Ultimately, Gaveras is optimistic about the possibilities for text- and chat-based therapy, but says we have to get a better understanding of it first. “There have been some studies on these chat-based services which have had their limitations in size and scope, but they are promising,” she says, “and it is absolutely something that should be explored further.”

How to pick a text-or chat-based service provider

If you’re interested in text- or chat-based therapy but aren’t sure where or how to find a provider that fits your needs, Guerin offers the following tips:

  • Look for a provider that uses licensed therapists with at least a masters degree or PhD. Make sure they are affiliated with an established and reputable company.
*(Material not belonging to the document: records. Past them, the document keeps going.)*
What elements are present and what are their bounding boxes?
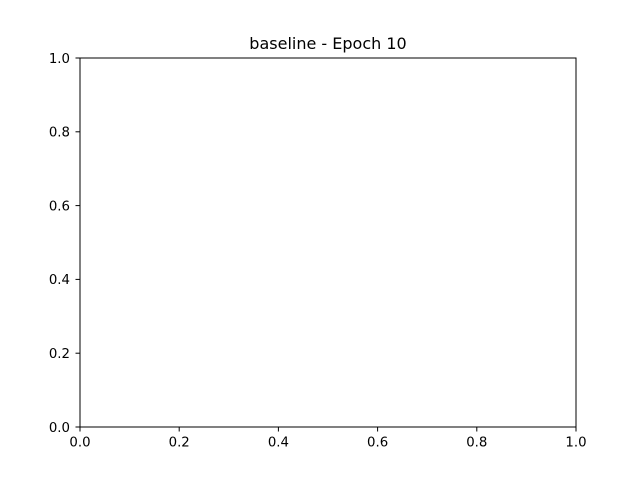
y-tick-label: 0.0 [49,421,70,436]
x-tick-label: 0.6 [367,436,388,451]
x-tick-label: 0.0 [69,436,90,451]
y-tick-label: 0.4 [49,273,70,288]
y-tick-label: 0.6 [49,199,70,214]
plot-area [79,57,577,428]
y-tick-label: 1.0 [49,52,70,67]
y-axis: 0.0 0.2 0.4 0.6 0.8 1.0 [49,52,80,436]
y-tick-label: 0.8 [49,126,70,141]
y-tick-label: 0.2 [49,347,70,362]
chart-title: baseline - Epoch 10 [249,34,406,53]
x-tick-label: 0.8 [466,436,487,451]
x-tick-label: 0.4 [268,436,289,451]
x-axis: 0.0 0.2 0.4 0.6 0.8 1.0 [69,427,587,451]
x-tick-label: 0.2 [169,436,190,451]
x-tick-label: 1.0 [565,436,586,451]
Check out their academic background to verify their degree is from an accredited college or university.
  • Look for a service or provider that has experience with what you are looking to address — depression, anxiety, sleep disorders, etc. — and has experience with people like you: younger, older, college students, retired, etc.
  • Understand how the service works, including their scheduled times for interactions, whether a monthly plan is limited or unlimited, its cost, and the length of sessions.
  • Beware of any long-term contracts or financial commitments.
  • Make sure providers and services have a clearly stated confidentiality agreement and statement, and that they do not to use your information for anything else or give it to anyone. This is a must, to protect your privacy.
  • Look for how they support people who have serious problems. Do they offer emergency phone consultations or services? What does someone do if they have feelings about harming themselves or others?

Like in-person therapy, it may take a bit of trial and error to find a service or provider that’s a good fit for you.